Abstract: This dissertation project centers on co-designing open and meaningful access to vast digital archives of cultural and memory institutions. In the thesis the author reflects on her involvement in three design research cases. Two of the cases are design and development projects of socio-technical infrastructural initiatives aimed at contributing, from different angles, to wider public access to and creative re-use of European digital audiovisual cultural heritage. The first information infrastructure aimed to develop a peer-to-peer audiovisual file-sharing system for creative communities and their emerging media practices. The second initiative developed a Europe-wide portal for digital audiovisual heritage. In the third case the author addresses the cultures surrounding information infrastructures, and discusses means of fostering and sustaining collaboration between cultural and memory institutions and their audiences, through analyzing her engagement with a cultural movement. Through this, she investigates how participatory design activities can strengthen interaction and participation in commons-like frameworks, and explores how commoning and infrastructuring practices could support the emergence of common-pool resources and commons culture.
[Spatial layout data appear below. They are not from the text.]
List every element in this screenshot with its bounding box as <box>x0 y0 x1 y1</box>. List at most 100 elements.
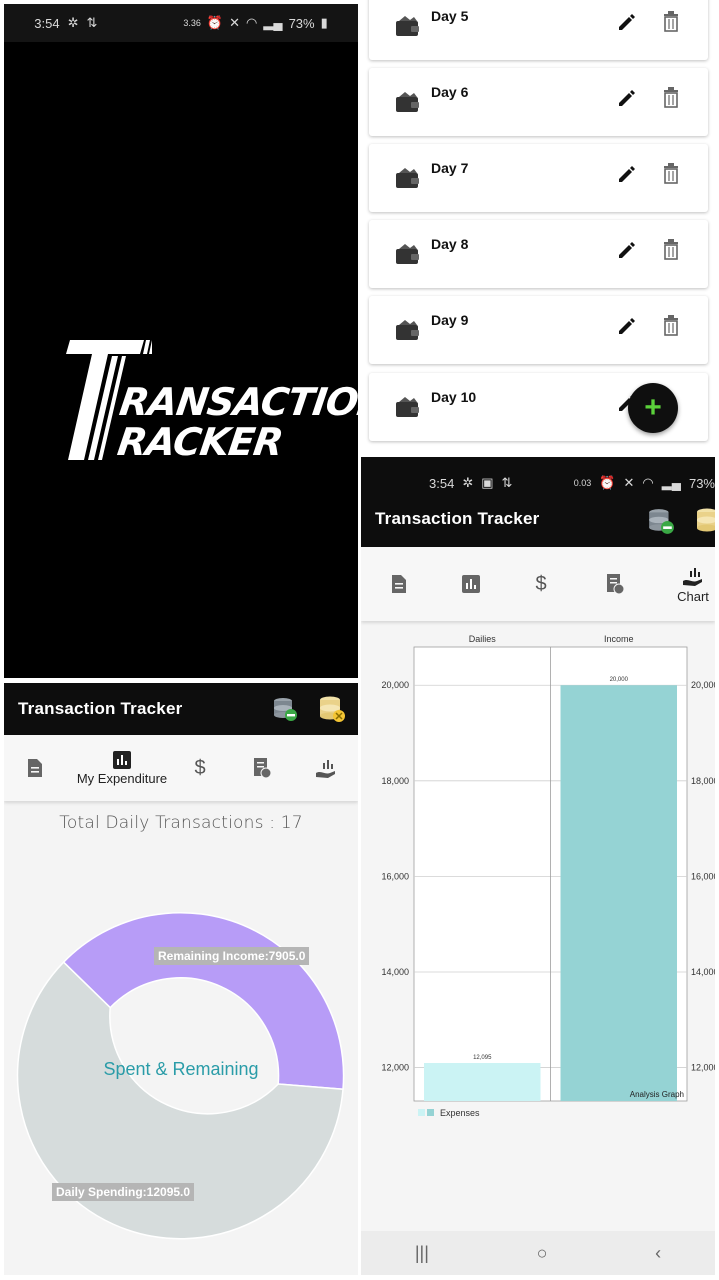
wallet-icon <box>396 16 419 36</box>
signal-icon: ▂▄ <box>661 475 681 490</box>
day-label: Day 7 <box>431 160 469 176</box>
y-tick-label-left: 18,000 <box>381 776 409 786</box>
image-icon: ▣ <box>481 475 494 490</box>
signal-icon: ▂▄ <box>263 15 283 30</box>
recent-apps-button[interactable]: ||| <box>415 1243 429 1264</box>
wallet-icon <box>396 92 419 112</box>
app-bar: Transaction Tracker <box>4 683 358 735</box>
invoice-icon <box>607 574 624 595</box>
database-remove-icon[interactable] <box>647 507 675 535</box>
edit-pencil-icon[interactable] <box>617 316 637 336</box>
y-tick-label-right: 16,000 <box>691 871 715 881</box>
edit-pencil-icon[interactable] <box>617 12 637 32</box>
wallet-icon <box>396 168 419 188</box>
app-title: Transaction Tracker <box>375 509 540 528</box>
app-title: Transaction Tracker <box>18 699 183 718</box>
tab-records[interactable] <box>20 735 50 801</box>
mute-icon: ✕ <box>229 15 240 30</box>
status-time: 3:54 <box>429 475 455 491</box>
wallet-icon <box>396 320 419 340</box>
dollar-icon: $ <box>194 756 206 779</box>
tab-bar: My Expenditure $ <box>4 735 358 801</box>
legend-swatch <box>418 1109 425 1116</box>
delete-trash-icon[interactable] <box>661 314 681 336</box>
y-tick-label-left: 14,000 <box>381 967 409 977</box>
network-speed: 0.03 <box>573 478 592 488</box>
database-clear-icon[interactable] <box>695 507 715 535</box>
tab-records[interactable] <box>389 547 409 621</box>
y-tick-label-right: 20,000 <box>691 680 715 690</box>
bar-chart-icon <box>462 575 480 593</box>
bar-value-label: 20,000 <box>610 677 629 683</box>
tab-chart[interactable] <box>312 735 340 801</box>
day-label: Day 10 <box>431 389 477 405</box>
alarm-icon: ⏰ <box>206 15 224 30</box>
tab-income[interactable]: $ <box>531 547 551 621</box>
delete-trash-icon[interactable] <box>661 162 681 184</box>
edit-pencil-icon[interactable] <box>617 240 637 260</box>
back-button[interactable]: ‹ <box>655 1243 661 1264</box>
hand-chart-icon <box>683 567 702 586</box>
y-tick-label-right: 14,000 <box>691 967 715 977</box>
y-tick-label-right: 18,000 <box>691 776 715 786</box>
settings-gear-icon: ✲ <box>67 15 79 30</box>
day-label: Day 8 <box>431 236 469 252</box>
system-nav-bar: ||| ○ ‹ <box>361 1231 715 1275</box>
tab-label: Chart <box>677 588 709 604</box>
add-day-fab-button[interactable]: + <box>628 383 678 433</box>
invoice-icon <box>254 758 271 779</box>
total-transactions-text: Total Daily Transactions : 17 <box>59 813 303 833</box>
remaining-income-label: Remaining Income:7905.0 <box>154 947 310 965</box>
battery-percent: 73% <box>688 475 715 491</box>
bar <box>560 685 677 1101</box>
network-speed: 3.36 <box>183 18 201 28</box>
home-button[interactable]: ○ <box>537 1243 548 1264</box>
day-card[interactable]: Day 6 <box>369 68 708 136</box>
tab-invoice[interactable] <box>250 735 274 801</box>
mute-icon: ✕ <box>623 475 635 490</box>
app-bar: Transaction Tracker <box>361 507 715 547</box>
logo-text-line1: RANSACTION <box>116 380 358 424</box>
status-time: 3:54 <box>34 15 60 31</box>
delete-trash-icon[interactable] <box>661 238 681 260</box>
day-card[interactable]: Day 5 <box>369 0 708 60</box>
document-icon <box>28 759 42 777</box>
splash-screen: 3:54 ✲ ⇅ 3.36 ⏰ ✕ ◠ ▂▄ 73% ▮ RANSACTION … <box>4 4 358 678</box>
delete-trash-icon[interactable] <box>661 86 681 108</box>
bar-value-label: 12,095 <box>473 1055 492 1061</box>
tab-income[interactable]: $ <box>188 735 212 801</box>
legend-label: Expenses <box>440 1108 480 1118</box>
tab-my-expenditure[interactable] <box>461 547 481 621</box>
wifi-icon: ◠ <box>642 475 654 490</box>
analysis-bar-chart: 12,000 12,000 14,000 14,000 16,000 16,000 18,0… <box>381 634 715 1118</box>
edit-pencil-icon[interactable] <box>617 88 637 108</box>
data-transfer-icon: ⇅ <box>501 475 513 490</box>
day-label: Day 6 <box>431 84 469 100</box>
edit-pencil-icon[interactable] <box>617 164 637 184</box>
day-card[interactable]: Day 8 <box>369 220 708 288</box>
battery-percent: 73% <box>288 15 315 31</box>
category-label: Income <box>604 634 634 644</box>
day-card[interactable]: Day 7 <box>369 144 708 212</box>
wallet-icon <box>396 244 419 264</box>
day-card[interactable]: Day 9 <box>369 296 708 364</box>
donut-center-text: Spent & Remaining <box>103 1059 259 1079</box>
tab-chart[interactable]: Chart <box>673 547 713 621</box>
daily-spending-label: Daily Spending:12095.0 <box>52 1183 195 1201</box>
alarm-icon: ⏰ <box>599 475 616 490</box>
database-remove-icon[interactable] <box>272 696 298 722</box>
data-transfer-icon: ⇅ <box>86 15 98 30</box>
tab-my-expenditure[interactable]: My Expenditure <box>72 735 172 801</box>
database-clear-icon[interactable] <box>318 695 346 723</box>
wifi-icon: ◠ <box>246 15 258 30</box>
day-list-screen: Day 5 Day 6 Day 7 Day 8 Day 9 Day 10 + <box>362 0 714 450</box>
y-tick-label-right: 12,000 <box>691 1063 715 1073</box>
y-tick-label-left: 12,000 <box>381 1063 409 1073</box>
delete-trash-icon[interactable] <box>661 10 681 32</box>
tab-invoice[interactable] <box>603 547 627 621</box>
bar <box>424 1063 541 1101</box>
logo-text-line2: RACKER <box>114 420 286 464</box>
settings-gear-icon: ✲ <box>462 475 474 490</box>
plus-icon: + <box>644 391 662 424</box>
battery-icon: ▮ <box>320 15 328 30</box>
To frame these three cases, the author builds on the concept of commons, understood as particular arrangements for managing and governing shared resources (Ostrom 1990; Ostrom and Hess 2007; Benkler 2013; Bollier and Helfrich 2012). The focus is particularly on the characteristics of what has lately been referred to as cultural commons (Madison et al. 2010; Hyde 2010; Hess 2012; Bertacchini 2012; Björgvinsson 2014). The cases are analysed by combining this broader framing of commons with a discussion of the concepts of infrastructure and infrastructuring processes (Star and Bowker 2002; Karasti 2014).

The thesis puts forward empirically grounded findings for designing socio-technical infrastructures for digital cultural heritage and people’s everyday media practices. It introduces design principles and strategies directed at professionals both in cultural and memory institutions, as well as in the fields of collaborative media design and human-computer interaction. By building upon design research theory and by engaging with design activities, the thesis also explores the evolving field of co-design and participatory design of information and communication technologies (ICT) and its shifts in focus over time. To conclude, the author suggests that Participatory Design should turn more seriously towards open modalities of collaboration and commons to ensure the relevance of PD in the future.

Screen Shot 2017-03-16 at 11.25.57Sanna Marttila is a doctoral candidate in Aalto University, Media Lab. Her doctoral dissertation explores the role of collaborative design in contributing and sustaining of vibrant cultural commons. As a designer Sanna’s interest includes open and collaborative design and creative re-use of digital cultural heritage.